Woman boycotts hearing after Florida picks booster to hear Callaway assault case – CBS sports.com (blog)
Updated at 3 p.m.: The University of Florida’s public affairs office provided the following statement to CBS Sports, noting that it is prohibited under state and federal law from commenting on a specific student disciplinary matter.
Our student conduct process may be handled by a hearing officer, who could be a university employee or an outside professional, or by a committee of faculty and students.
Any hearing officer and all committee members are trained and vetted for their impartiality. A hearing officer or committee member would not be disqualified or lack objectivity simply because he or she had been a student athlete decades earlier or purchases athletic tickets as more than 90,000 people do each year.
A woman accusing two Florida football players of sexually assaulting her has decided to boycott her Title IX hearing because the school has appointed a football booster to adjudicate her case.
The woman alleges that players Treon Harris and Antonio Callaway sexually assaulted her in December.
ESPN obtained a letter from the woman’s attorney, John Clune, to the UF deputy general counsel, Amy Hass, to inform the school of the alleged victim’s decision to boycott the Title IX hearing. Her parents and five witnesses are taking the same action
“This has been a difficult decision but as I previously indicated to you, the fact that UF has hired a football booster to adjudicate a sexual assault allegation against one of the team’s own football players is a fundamentally skewed process in which [the complainant] refuses to participate,” wrote Clune in the letter. “To be clear, [the complainant] remains very willing to participate in a fair and unbiased disciplinary process. Mr. Calloway’s behavior has had a great impact on her life and continuing as a student at UF is of great importance to her and her future.”

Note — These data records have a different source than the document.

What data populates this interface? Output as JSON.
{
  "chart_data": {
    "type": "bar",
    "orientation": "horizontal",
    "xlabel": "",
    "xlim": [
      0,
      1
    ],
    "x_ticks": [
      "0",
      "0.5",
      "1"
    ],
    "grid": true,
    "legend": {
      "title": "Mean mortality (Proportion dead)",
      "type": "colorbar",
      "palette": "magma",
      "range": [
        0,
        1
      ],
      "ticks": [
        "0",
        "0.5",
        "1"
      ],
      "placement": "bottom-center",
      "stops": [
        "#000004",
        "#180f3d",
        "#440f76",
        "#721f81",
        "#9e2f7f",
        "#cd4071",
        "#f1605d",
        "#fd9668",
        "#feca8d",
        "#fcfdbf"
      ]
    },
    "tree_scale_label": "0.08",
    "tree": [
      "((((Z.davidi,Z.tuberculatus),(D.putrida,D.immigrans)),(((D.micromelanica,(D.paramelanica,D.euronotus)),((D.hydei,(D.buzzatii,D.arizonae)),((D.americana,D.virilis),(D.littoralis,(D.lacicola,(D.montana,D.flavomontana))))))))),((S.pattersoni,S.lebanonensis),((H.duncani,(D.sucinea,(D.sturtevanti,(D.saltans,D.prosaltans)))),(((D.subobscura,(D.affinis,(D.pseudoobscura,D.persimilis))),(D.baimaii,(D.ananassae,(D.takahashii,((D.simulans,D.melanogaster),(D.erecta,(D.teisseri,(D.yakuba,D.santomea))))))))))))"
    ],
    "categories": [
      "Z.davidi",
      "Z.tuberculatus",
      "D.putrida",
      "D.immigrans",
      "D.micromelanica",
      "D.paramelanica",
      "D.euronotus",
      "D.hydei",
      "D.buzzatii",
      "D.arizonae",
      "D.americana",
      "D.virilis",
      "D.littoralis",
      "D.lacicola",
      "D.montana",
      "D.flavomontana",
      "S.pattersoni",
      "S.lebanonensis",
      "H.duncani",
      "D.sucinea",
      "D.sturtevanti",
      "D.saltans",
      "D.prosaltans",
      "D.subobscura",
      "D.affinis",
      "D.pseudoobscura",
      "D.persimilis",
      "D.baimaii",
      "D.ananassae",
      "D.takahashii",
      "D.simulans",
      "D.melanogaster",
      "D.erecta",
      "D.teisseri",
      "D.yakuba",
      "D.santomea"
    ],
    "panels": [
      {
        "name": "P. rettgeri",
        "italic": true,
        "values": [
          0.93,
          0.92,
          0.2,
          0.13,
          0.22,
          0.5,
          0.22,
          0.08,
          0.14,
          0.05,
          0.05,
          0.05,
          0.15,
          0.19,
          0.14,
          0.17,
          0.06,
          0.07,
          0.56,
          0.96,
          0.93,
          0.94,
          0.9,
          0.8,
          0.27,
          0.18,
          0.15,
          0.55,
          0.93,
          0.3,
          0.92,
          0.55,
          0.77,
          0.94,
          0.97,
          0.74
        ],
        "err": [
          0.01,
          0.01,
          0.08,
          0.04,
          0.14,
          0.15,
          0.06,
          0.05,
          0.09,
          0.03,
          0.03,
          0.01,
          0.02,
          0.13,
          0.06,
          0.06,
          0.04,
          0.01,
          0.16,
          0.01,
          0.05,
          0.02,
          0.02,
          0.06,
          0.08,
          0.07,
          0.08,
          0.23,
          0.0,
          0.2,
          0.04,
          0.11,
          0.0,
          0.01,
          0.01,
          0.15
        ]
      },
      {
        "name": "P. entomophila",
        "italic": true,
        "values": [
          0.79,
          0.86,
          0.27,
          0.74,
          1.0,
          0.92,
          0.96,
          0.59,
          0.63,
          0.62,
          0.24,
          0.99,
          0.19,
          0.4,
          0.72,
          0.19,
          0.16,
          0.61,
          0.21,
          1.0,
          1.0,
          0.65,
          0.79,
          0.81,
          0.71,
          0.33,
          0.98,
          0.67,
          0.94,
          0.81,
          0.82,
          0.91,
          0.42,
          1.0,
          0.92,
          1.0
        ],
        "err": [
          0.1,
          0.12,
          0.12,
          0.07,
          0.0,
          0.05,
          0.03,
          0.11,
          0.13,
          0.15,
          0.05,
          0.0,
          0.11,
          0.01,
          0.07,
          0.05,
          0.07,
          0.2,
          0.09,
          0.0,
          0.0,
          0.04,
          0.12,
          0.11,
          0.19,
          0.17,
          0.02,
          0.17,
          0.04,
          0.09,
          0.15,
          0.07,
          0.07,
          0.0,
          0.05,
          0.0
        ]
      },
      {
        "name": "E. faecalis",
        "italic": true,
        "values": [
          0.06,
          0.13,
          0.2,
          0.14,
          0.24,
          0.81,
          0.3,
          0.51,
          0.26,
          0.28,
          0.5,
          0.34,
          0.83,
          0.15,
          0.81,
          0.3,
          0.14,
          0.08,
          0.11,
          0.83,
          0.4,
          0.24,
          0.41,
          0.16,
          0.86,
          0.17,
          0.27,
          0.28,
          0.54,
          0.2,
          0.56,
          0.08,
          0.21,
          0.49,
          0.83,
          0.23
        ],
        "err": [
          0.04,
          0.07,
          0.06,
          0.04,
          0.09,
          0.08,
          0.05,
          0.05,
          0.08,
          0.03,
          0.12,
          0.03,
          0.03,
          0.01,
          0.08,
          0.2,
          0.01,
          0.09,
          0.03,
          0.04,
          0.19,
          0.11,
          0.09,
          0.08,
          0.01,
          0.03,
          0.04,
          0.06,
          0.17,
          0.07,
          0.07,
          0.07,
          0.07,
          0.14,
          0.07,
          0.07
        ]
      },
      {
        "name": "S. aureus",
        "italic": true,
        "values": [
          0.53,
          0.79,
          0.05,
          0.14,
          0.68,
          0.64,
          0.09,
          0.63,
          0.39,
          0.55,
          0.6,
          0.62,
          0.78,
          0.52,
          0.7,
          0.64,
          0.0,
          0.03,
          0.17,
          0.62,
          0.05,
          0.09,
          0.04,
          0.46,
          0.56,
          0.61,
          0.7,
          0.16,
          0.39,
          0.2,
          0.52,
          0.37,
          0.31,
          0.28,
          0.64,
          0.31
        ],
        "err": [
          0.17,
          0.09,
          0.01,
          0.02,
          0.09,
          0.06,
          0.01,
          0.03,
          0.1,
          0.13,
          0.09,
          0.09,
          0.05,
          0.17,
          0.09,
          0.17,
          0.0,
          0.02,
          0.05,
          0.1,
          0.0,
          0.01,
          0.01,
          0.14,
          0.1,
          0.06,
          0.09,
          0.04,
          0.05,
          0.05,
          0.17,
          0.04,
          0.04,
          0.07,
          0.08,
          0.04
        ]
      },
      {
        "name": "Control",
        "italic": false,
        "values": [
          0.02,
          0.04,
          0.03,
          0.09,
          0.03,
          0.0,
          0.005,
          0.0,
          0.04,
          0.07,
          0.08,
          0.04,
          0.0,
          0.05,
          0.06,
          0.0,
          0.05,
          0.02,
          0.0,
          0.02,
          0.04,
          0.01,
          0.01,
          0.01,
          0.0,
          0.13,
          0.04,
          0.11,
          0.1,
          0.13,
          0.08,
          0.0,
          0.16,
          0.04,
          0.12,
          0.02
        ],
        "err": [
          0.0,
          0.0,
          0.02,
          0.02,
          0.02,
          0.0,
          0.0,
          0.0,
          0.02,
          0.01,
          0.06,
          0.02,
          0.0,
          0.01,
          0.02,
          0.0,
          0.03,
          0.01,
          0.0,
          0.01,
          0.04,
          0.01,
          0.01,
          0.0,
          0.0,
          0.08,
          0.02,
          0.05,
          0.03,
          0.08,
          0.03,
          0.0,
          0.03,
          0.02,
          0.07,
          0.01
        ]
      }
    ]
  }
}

Schools are allowed to establish their own structure for Title IX hearing, but the U.S. Department of Education guidelines state “a school’s investigation and hearing process cannot be equitable unless they are impartial. Therefore, any real or perceived conflicts of interest between the fact-finder or decision-maker and the parties should be disclosed.”
The booster in question is attorney Jake Schickel, who not only received his law degree from Florida but was a track and field athlete at the school and remains a Gator Booster who donates thousands of dollars annually to the football, basketball and scholarship programs.
In a different letter to Hass, Clune makes it clear that he’s not questioning Shickel’s integrity or ability to hear the case, though he is pointing out the conflict of interest writing “quite frankly, short of finding a relative of Mr. Calloway, I’m not sure how UF could have found someone with more conflicts [than] Mr. Schickel.”
Amy Osteryoung, partner of the Gainesville, Florida, law firm Johnson & Osteryoung that is representing Callaway, was not impressed by the attorney’s move in a statement obtained by CBS Sports.
We have read what the complainant’s attorney has released to the press.
We consider his actions inappropriate and an attempt at intimidation.
Since the complainant’s attorney has chosen to go to the press in this matter, we assume that he will be releasing the hundreds of pages that made up the University of Florida’s investigation. We assume that he will be releasing the sworn affidavits in this case. We assume that he will be releasing the complainant’s text messages in the investigation. We assume that he will be releasing the complainant’s multitude of varying and conflicting stories.
We are not going to besmirch his client in the press. The totality of the investigation which is over one-thousand (1,000 pages) will do that for us. Our client has asked us not to release anything at this point. Because of the conduct of the complainant’s attorney, that may change in the future.
Both Callaway and Harris were suspended in January for violating the school’s code of conduct policy. Harris has since announced his decision to transfer from Florida and has been released from his scholarship. Callaway returned to team workouts and on-campus classes in the fall and was present for the first day of fall practice on Thursday.